未经评估:头孢洛扎-他唑巴坦在治疗GNB方面表现出优异的临床和微生物学疗效,尤其是铜绿假单胞菌引起的感染。头孢洛扎-他唑巴坦的总体安全性与其他抗菌药物相当,CDI的风险没有增加,与高肾毒性的抗菌药物相比具有明显优势。
未经授权:PubMed,Embase,和Cochrane数据库检索到2022年8月。纳入了评估成人GNB感染患者头孢特洛赞-他唑巴坦及其比较物的随机试验和非随机对照研究。
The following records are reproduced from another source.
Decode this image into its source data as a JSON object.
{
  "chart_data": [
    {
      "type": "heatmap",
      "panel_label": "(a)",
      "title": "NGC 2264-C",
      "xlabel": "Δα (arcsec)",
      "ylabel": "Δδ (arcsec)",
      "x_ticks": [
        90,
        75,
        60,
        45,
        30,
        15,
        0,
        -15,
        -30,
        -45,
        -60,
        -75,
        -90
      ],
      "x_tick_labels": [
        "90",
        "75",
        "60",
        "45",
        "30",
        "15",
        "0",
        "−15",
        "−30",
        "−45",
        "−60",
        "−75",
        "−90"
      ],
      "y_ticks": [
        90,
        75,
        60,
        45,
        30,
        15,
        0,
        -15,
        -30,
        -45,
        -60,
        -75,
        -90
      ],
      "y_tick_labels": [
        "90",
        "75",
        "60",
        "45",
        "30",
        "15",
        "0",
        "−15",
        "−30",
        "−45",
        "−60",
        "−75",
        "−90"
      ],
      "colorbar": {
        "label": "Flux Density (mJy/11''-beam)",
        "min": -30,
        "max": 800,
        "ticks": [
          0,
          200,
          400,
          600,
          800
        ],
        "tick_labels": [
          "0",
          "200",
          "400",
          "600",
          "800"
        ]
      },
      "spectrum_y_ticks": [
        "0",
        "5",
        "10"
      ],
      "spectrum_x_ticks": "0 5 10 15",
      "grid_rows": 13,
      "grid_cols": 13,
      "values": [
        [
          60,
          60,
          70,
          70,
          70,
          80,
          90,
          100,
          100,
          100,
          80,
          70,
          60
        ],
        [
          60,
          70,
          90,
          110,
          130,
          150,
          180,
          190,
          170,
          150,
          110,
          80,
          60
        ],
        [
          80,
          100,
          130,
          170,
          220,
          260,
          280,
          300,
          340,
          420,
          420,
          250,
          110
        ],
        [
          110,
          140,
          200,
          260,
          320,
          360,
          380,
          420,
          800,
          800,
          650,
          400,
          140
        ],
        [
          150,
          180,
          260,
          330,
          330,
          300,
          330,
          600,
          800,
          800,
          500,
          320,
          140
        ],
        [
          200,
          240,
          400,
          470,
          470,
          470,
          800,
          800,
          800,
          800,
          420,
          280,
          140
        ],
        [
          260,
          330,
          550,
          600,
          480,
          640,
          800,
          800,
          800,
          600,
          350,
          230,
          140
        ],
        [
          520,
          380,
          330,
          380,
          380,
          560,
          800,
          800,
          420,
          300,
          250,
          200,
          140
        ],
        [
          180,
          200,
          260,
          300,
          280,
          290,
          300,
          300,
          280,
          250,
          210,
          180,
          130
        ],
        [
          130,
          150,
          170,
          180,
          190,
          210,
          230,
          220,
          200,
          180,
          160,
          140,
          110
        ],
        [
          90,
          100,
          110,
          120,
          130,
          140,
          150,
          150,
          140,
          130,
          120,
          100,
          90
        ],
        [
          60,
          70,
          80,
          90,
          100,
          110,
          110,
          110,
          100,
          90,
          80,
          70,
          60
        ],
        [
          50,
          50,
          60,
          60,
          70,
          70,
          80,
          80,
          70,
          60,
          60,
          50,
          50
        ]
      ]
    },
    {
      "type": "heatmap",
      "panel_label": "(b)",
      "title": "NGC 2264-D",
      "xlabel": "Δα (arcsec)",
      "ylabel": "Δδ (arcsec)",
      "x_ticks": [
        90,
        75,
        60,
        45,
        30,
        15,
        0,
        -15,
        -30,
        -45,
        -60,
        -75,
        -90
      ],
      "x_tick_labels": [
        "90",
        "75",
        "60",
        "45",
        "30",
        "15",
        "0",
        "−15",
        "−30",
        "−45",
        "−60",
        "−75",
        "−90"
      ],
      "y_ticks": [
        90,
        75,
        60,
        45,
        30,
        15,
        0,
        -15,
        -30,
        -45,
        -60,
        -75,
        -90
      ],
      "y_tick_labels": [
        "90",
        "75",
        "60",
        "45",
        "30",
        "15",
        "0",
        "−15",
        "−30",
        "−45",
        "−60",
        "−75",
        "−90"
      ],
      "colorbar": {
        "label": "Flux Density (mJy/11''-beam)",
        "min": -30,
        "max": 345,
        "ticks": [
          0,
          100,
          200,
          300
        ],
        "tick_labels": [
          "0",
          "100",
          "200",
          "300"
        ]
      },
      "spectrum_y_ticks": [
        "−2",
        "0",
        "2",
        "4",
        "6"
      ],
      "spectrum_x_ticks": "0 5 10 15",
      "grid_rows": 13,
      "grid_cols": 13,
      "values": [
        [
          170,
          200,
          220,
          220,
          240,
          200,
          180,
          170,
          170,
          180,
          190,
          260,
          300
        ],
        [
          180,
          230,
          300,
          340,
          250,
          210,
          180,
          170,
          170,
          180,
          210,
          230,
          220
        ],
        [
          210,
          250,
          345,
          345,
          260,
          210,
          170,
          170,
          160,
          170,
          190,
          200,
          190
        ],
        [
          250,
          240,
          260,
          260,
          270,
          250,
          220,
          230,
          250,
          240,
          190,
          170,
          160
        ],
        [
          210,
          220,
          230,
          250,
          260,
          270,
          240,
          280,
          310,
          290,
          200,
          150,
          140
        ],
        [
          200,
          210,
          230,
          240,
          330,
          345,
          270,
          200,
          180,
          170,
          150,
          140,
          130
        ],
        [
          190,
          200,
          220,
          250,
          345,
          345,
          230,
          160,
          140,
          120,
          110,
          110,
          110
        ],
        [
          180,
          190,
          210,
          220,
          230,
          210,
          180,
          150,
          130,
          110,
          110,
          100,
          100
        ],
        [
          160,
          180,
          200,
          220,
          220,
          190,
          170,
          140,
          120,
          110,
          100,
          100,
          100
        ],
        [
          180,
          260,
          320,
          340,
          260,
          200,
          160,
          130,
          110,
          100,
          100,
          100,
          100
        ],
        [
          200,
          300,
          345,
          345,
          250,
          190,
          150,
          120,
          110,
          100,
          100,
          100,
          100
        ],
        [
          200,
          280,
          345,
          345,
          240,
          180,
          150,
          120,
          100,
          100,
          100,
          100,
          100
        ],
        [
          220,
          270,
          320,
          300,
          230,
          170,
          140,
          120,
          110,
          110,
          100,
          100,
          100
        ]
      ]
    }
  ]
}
UNASSIGNED:共纳入13项研究,共4,167名患者。总的来说,接受头孢特洛赞-他唑巴坦的患者在临床治疗中具有显着的优势(优势比[OR],1.62;95%CI,1.05-2.51)和微生物根除(OR,1.43;95%CI,1.19-1.71),尤其是铜绿假单胞菌感染的患者。与多粘菌素/氨基糖苷类(PL/AG)或左氧氟沙星相比,头孢洛扎-他唑巴坦在临床成功或微生物根除方面具有显着优势。不良事件(AE)无显著差异,艰难梭菌感染(CDI),头孢特洛扎-他唑巴坦和比较者之间的死亡率。值得注意的是,头孢洛赞-他唑巴坦与PL/AG相比,急性肾损伤的风险明显降低。
未经评估:头孢洛扎-他唑巴坦在治疗GNB方面表现出优异的临床和微生物学疗效,尤其是铜绿假单胞菌引起的感染。头孢洛扎-他唑巴坦的总体安全性与其他抗菌药物相当,CDI的风险没有增加,与高肾毒性的抗菌药物相比具有明显优势。